A long standing goal of robotics research is to create algorithms that can automatically learn complex control strategies from scratch. Part of the challenge of
applying such algorithms to robots is the choice of representation. Reinforcement Learning (RL) algorithms have been successfully applied to many different robotic
tasks such as the Ball-in-a-Cup task with a robot arm and various RoboCup robot soccer inspired domains. However, RL algorithms still suffer from issues of large training time and large amounts of required training data. Choosing appropriate representations for the state space, action space and policy can go a long way towards reducing the required training time and required training data.

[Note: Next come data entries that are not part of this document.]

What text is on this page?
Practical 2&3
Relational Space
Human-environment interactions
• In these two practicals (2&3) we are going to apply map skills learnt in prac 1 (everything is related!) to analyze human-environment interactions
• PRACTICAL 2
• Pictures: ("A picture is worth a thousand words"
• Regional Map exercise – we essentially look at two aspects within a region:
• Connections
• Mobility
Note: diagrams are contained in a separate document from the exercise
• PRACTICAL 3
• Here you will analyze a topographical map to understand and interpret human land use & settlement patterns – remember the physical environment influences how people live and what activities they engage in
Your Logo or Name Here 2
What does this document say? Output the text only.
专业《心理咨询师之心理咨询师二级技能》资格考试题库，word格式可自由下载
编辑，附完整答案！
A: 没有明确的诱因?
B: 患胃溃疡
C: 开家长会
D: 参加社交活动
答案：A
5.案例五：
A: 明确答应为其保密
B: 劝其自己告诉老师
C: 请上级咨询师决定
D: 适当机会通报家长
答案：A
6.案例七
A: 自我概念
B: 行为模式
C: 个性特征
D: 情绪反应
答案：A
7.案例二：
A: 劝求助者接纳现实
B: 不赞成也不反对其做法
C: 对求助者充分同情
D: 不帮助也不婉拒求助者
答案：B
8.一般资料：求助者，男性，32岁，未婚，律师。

This thesis focuses on robot deep reinforcement learning. Specifically, how choices of representation for state spaces, action spaces, and policies can reduce training time and sample complexity for robot learning tasks. In particular the focus is on two main areas:
1. Transferrable Representations via Tensor State-Action Spaces
2. Auxiliary Task Learning with Multiple State Representations
The first area explores methods for improving transfer of robot policies across environment changes. Learning a policy can be expensive, but if the policy can be
transferred and reused across similar environments, the training costs can be amortized. Transfer learning is a well-studied area with multiple techniques. In this thesis we focus on designing a representation that makes for easy transfer. Our method maps state-spaces and action spaces to multi-dimensional tensors designed to remain a fixed dimension as the number of robots and other objects in an environment
varies. We also present the Fully Convolutional Q-Network (FCQN) policy representation, a specialized network architecture that combined with the tensor representation
allows for zero-shot transfer across environment sizes. We demonstrate such an approach on simulated single and multi-agent tasks inspired by RoboCup Small Size League (SSL) and a modified version of Atari Breakout. We also show that it is possible to use such a representation and simulation trained policies with real-world sensor data and robots. The second area examines how strengths in one robot Deep RL state representation can make-up for weaknesses in another. For example, we would often like
to learn tasks using the robot’s available sensors, which include high-dimensional sensors such as cameras. Recent Deep RL algorithms can learn with images, but the amount of data can be prohibitive for real robots. Alternatively, one can create a state using a minimal set of features necessary for task completion. This has the advantages of 1) reducing the number of policy parameters and 2) removing irrelevant
information. However, extracting these features often has a significant cost in terms of engineering, additional hardware, calibration and fragility outside the lab. We demonstrate this on multiple robot platforms and tasks in both simulation and the real-world. We show that it works on simulated RoboCup Small Size League (SSL) robots. We also demonstrate that such techniques allow for from scratch learning on
real hardware via the Ball-in-a-Cup task performed by a robot arm.